A large study has pinpointed brain and behavioural traits that are genetically influenced and associated with bipolar I disorder.
Carrie Bearden (University of California, Los Angeles, USA) and team examined 169 behavioural, neurocognitive and neuroimaging traits in 181 patients with bipolar I disorder and their close relatives – 738 people in total.
They found that three-quarters of these traits were heritable, 31% were significantly associated with bipolar disorder and 24% were both heritable and associated with bipolar disorder.
Traits in this last group “are the most promising phenotypes for identifying loci contributing to disease risk, as shown for other neuropsychiatric disorders,” write the researchers in JAMA Psychiatry.
They add: “Some phenotypes in this group, such as delusion proneness, appear broadly characteristic of the major psychoses. Others, such as perceptual creativity, appear specific to [bipolar disorder] predisposition.”
Analysis of genetic loci related to these phenotypes should determine how strongly specific genes contribute to heritability, disease risk or both, says the team.
Some traits, most notably measures of working memory, affective temperament and impulsivity were associated with bipolar disorder but were not heritable, “suggesting they may be predominantly influenced by environmental or disease-specific factors.”

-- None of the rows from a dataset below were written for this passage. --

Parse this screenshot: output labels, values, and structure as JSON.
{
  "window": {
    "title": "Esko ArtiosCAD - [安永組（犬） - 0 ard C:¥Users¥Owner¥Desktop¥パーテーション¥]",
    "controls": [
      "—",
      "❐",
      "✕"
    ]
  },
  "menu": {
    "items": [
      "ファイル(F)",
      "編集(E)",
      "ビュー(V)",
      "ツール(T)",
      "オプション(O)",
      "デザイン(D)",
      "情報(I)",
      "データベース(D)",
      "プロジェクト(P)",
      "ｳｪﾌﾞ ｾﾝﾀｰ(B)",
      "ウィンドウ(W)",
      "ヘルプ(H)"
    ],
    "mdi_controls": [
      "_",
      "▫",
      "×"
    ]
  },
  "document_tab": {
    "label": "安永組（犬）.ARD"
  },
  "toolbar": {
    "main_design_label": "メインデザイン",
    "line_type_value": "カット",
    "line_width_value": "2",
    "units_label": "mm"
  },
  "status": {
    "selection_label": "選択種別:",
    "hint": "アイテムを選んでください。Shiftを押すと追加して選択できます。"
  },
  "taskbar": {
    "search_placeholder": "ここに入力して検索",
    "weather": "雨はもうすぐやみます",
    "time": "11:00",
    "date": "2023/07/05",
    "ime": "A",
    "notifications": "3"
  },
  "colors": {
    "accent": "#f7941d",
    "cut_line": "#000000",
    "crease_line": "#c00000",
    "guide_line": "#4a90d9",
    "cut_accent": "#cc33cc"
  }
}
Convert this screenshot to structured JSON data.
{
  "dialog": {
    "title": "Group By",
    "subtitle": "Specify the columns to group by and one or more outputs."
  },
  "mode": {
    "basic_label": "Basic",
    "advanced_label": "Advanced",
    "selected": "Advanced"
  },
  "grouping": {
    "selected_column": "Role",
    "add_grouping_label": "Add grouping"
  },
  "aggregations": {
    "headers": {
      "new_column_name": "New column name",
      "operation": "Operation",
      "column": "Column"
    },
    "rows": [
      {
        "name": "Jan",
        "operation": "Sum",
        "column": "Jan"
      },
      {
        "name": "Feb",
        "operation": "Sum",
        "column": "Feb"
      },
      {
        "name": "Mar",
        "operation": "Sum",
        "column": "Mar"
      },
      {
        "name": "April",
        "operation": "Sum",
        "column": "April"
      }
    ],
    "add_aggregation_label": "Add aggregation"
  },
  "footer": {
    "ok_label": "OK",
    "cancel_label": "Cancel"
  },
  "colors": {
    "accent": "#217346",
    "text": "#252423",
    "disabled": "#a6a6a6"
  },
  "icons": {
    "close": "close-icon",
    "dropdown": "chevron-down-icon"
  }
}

Overall, temperament traits were the least strongly heritable, but three measures – the Temperament Evaluation of Memphis, Pisa, Paris, and San Diego cyclothymia scale; the Barratt Impulsiveness Scale; and Peters et al Delusions Inventory – had the strongest overall associations with bipolar disorder.
For neurocognition, the team assessed measures of executive function, working memory, processing speed, long-term memory and verbal fluency. Performance on some measures from all of these domains was heritable and many measures were also associated with bipolar disorder.

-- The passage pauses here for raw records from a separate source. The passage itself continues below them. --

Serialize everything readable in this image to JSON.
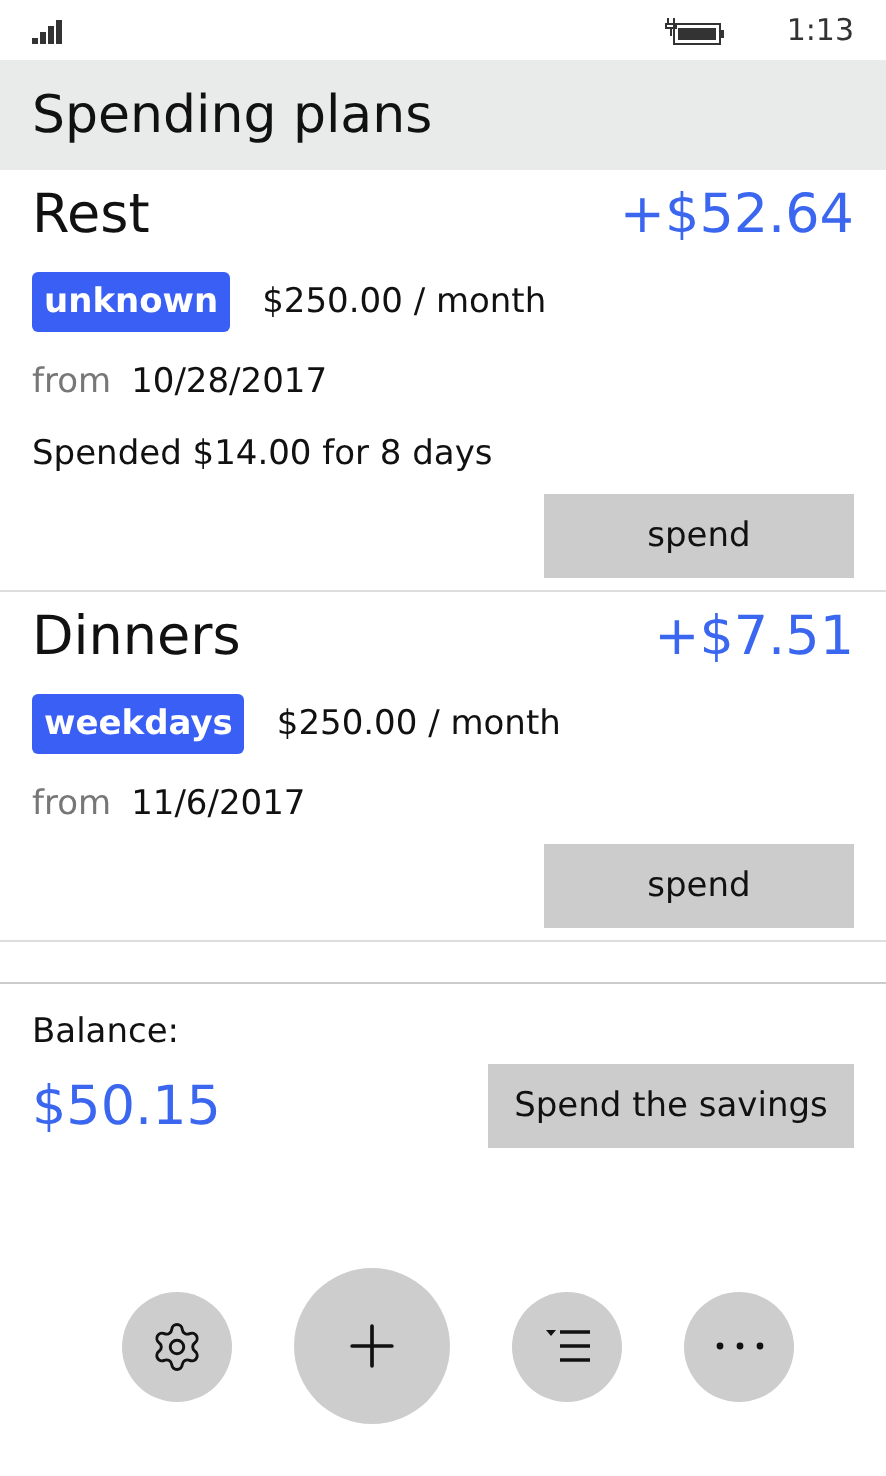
{
  "status_bar": {
    "time": "1:13"
  },
  "header": {
    "title": "Spending plans"
  },
  "plans": [
    {
      "name": "Rest",
      "amount": "+$52.64",
      "tag": "unknown",
      "rate": "$250.00 / month",
      "from_label": "from",
      "date": "10/28/2017",
      "note": "Spended $14.00 for 8 days",
      "button": "spend"
    },
    {
      "name": "Dinners",
      "amount": "+$7.51",
      "tag": "weekdays",
      "rate": "$250.00 / month",
      "from_label": "from",
      "date": "11/6/2017",
      "button": "spend"
    }
  ],
  "balance": {
    "label": "Balance:",
    "value": "$50.15",
    "button": "Spend the savings"
  },
  "app_bar": [
    {
      "kind": "settings"
    },
    {
      "kind": "add"
    },
    {
      "kind": "sort"
    },
    {
      "kind": "more"
    }
  ]
}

About 88% of neuroimaging traits were heritable and a large fraction were associated with bipolar disorder, predominantly measures of cortical thickness and magnetic resonance imaging volume measures. No measure of cortical surface area or axial diffusivity was related to bipolar disorder.
Of note, Bearden et al found that volume and white matter integrity of the corpus callosum were both heritable and significantly associated with bipolar disorder, which, in keeping with previous twin studies, suggests “genetically influenced alterations of this structure in [bipolar disorder].”